In the modern global economy, a small group of 17 metals underpins all advanced technology. These are the rare earth elements (REEs), and four in particular, neodymium, praseodymium, terbium, and dysprosium, are the indispensable ingredients for the high-performance permanent magnets that power everything from electric vehicle (EV) motors and wind turbines to the sophisticated guidance systems in F-35 fighter jets.
For decades, the complex process of mining and separating these elements has been geographically concentrated, creating a significant strategic vulnerability for Western economies dependent on a single-source supply chain.

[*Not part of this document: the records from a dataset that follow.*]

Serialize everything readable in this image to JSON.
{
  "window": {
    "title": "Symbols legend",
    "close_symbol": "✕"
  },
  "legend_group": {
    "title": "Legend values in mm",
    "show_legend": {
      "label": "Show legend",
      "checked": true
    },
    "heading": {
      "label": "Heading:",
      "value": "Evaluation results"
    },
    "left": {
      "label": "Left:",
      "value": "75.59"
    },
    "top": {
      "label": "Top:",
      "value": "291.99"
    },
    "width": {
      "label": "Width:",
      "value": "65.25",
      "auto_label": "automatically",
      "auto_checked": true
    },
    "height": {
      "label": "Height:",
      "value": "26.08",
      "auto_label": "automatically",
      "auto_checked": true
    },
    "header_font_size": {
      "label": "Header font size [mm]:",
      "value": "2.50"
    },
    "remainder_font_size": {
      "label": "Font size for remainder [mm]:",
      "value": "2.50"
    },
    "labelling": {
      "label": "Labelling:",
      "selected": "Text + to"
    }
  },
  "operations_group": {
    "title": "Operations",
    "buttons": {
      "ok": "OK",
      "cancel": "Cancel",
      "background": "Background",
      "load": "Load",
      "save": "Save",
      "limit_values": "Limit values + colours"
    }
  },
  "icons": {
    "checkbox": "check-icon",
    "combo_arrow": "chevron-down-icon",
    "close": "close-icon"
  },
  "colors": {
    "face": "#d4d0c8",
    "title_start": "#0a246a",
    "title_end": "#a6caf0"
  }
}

This market structure has ignited an urgent, global race to develop secure, resilient, and scalable sources for these critical materials. As governments and industries, from defense to clean energy, seek to de-risk their supply chains, a new class of resource companies is emerging. USA Rare Earth Inc. (NASDAQ: USAR) is positioning itself at the forefront of this movement, executing a clear, multi-billion-dollar strategy to build a new industrial ecosystem independent of traditional channels.

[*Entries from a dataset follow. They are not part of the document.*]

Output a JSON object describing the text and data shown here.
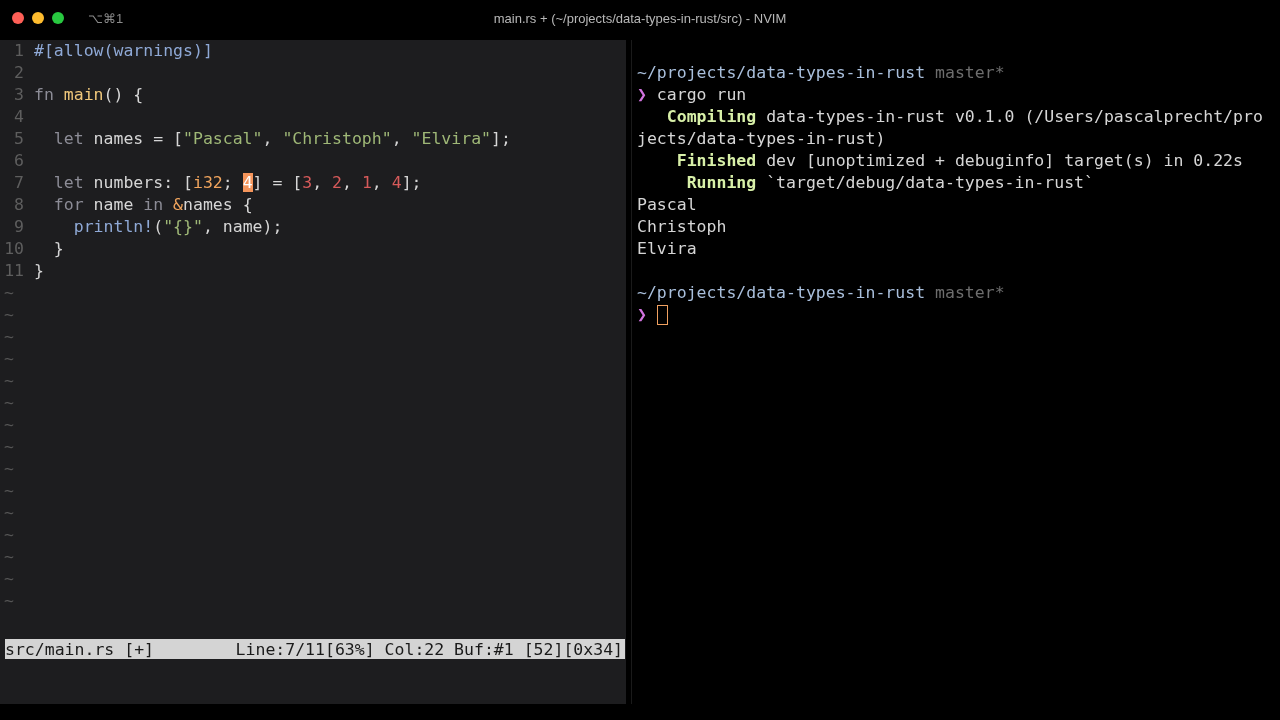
{
  "window": {
    "title": "main.rs + (~/projects/data-types-in-rust/src) - NVIM",
    "tab_shortcut": "⌥⌘1"
  },
  "editor": {
    "lines": [
      {
        "number": "1",
        "tokens": [
          {
            "text": "#[allow(warnings)]",
            "kind": "attr"
          }
        ]
      },
      {
        "number": "2"
      },
      {
        "number": "3",
        "tokens": [
          {
            "text": "fn ",
            "kind": "keyword"
          },
          {
            "text": "main",
            "kind": "func"
          },
          {
            "text": "() {",
            "kind": "plain"
          }
        ]
      },
      {
        "number": "4"
      },
      {
        "number": "5",
        "tokens": [
          {
            "text": "  let ",
            "kind": "keyword"
          },
          {
            "text": "names = [",
            "kind": "plain"
          },
          {
            "text": "\"Pascal\"",
            "kind": "string"
          },
          {
            "text": ", ",
            "kind": "plain"
          },
          {
            "text": "\"Christoph\"",
            "kind": "string"
          },
          {
            "text": ", ",
            "kind": "plain"
          },
          {
            "text": "\"Elvira\"",
            "kind": "string"
          },
          {
            "text": "];",
            "kind": "plain"
          }
        ]
      },
      {
        "number": "6"
      },
      {
        "number": "7",
        "tokens": [
          {
            "text": "  let ",
            "kind": "keyword"
          },
          {
            "text": "numbers: [",
            "kind": "plain"
          },
          {
            "text": "i32",
            "kind": "type"
          },
          {
            "text": "; ",
            "kind": "plain"
          },
          {
            "text": "4",
            "kind": "cursor"
          },
          {
            "text": "] = [",
            "kind": "plain"
          },
          {
            "text": "3",
            "kind": "number"
          },
          {
            "text": ", ",
            "kind": "plain"
          },
          {
            "text": "2",
            "kind": "number"
          },
          {
            "text": ", ",
            "kind": "plain"
          },
          {
            "text": "1",
            "kind": "number"
          },
          {
            "text": ", ",
            "kind": "plain"
          },
          {
            "text": "4",
            "kind": "number"
          },
          {
            "text": "];",
            "kind": "plain"
          }
        ]
      },
      {
        "number": "8",
        "tokens": [
          {
            "text": "  for ",
            "kind": "keyword"
          },
          {
            "text": "name ",
            "kind": "plain"
          },
          {
            "text": "in ",
            "kind": "keyword"
          },
          {
            "text": "&",
            "kind": "type"
          },
          {
            "text": "names {",
            "kind": "plain"
          }
        ]
      },
      {
        "number": "9",
        "tokens": [
          {
            "text": "    println!",
            "kind": "attr"
          },
          {
            "text": "(",
            "kind": "plain"
          },
          {
            "text": "\"{}\"",
            "kind": "string"
          },
          {
            "text": ", name);",
            "kind": "plain"
          }
        ]
      },
      {
        "number": "10",
        "tokens": [
          {
            "text": "  }",
            "kind": "plain"
          }
        ]
      },
      {
        "number": "11",
        "tokens": [
          {
            "text": "}",
            "kind": "plain"
          }
        ]
      }
    ],
    "tildes": [
      "~",
      "~",
      "~",
      "~",
      "~",
      "~",
      "~",
      "~",
      "~",
      "~",
      "~",
      "~",
      "~",
      "~",
      "~"
    ],
    "status_left": "src/main.rs [+]",
    "status_right": "Line:7/11[63%] Col:22 Buf:#1 [52][0x34]"
  },
  "terminal": {
    "lines": [
      {
        "segments": [
          {
            "text": "~/projects/data-types-in-rust",
            "kind": "path"
          },
          {
            "text": " master*",
            "kind": "branch"
          }
        ],
        "cursor": false
      },
      {
        "segments": [
          {
            "text": "❯",
            "kind": "prompt"
          },
          {
            "text": " cargo run",
            "kind": "plain"
          }
        ],
        "cursor": false
      },
      {
        "segments": [
          {
            "text": "   Compiling",
            "kind": "status"
          },
          {
            "text": " data-types-in-rust v0.1.0 (/Users/pascalprecht/pro",
            "kind": "plain"
          }
        ],
        "cursor": false
      },
      {
        "segments": [
          {
            "text": "jects/data-types-in-rust)",
            "kind": "plain"
          }
        ],
        "cursor": false
      },
      {
        "segments": [
          {
            "text": "    Finished",
            "kind": "status"
          },
          {
            "text": " dev [unoptimized + debuginfo] target(s) in 0.22s",
            "kind": "plain"
          }
        ],
        "cursor": false
      },
      {
        "segments": [
          {
            "text": "     Running",
            "kind": "status"
          },
          {
            "text": " `target/debug/data-types-in-rust`",
            "kind": "plain"
          }
        ],
        "cursor": false
      },
      {
        "segments": [
          {
            "text": "Pascal",
            "kind": "plain"
          }
        ],
        "cursor": false
      },
      {
        "segments": [
          {
            "text": "Christoph",
            "kind": "plain"
          }
        ],
        "cursor": false
      },
      {
        "segments": [
          {
            "text": "Elvira",
            "kind": "plain"
          }
        ],
        "cursor": false
      },
      {
        "cursor": false
      },
      {
        "segments": [
          {
            "text": "~/projects/data-types-in-rust",
            "kind": "path"
          },
          {
            "text": " master*",
            "kind": "branch"
          }
        ],
        "cursor": false
      },
      {
        "segments": [
          {
            "text": "❯",
            "kind": "prompt"
          }
        ],
        "cursor": true
      }
    ]
  }
}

The $2.8B Bet on Brazil That’s Already De-Risked
A company’s trajectory can often be defined by a single, transformative move. For USA Rare Earth, that moment arrived with the definitive agreement to acquire Serra Verde Group for approximately $2.8 billion. This transaction, which gives USA Rare Earth 100% ownership of the Pela Ema mine in Brazil, fundamentally reshapes USA Rare Earth’s financial and strategic profile by immediately transitioning it from a development-stage entity to a global producer.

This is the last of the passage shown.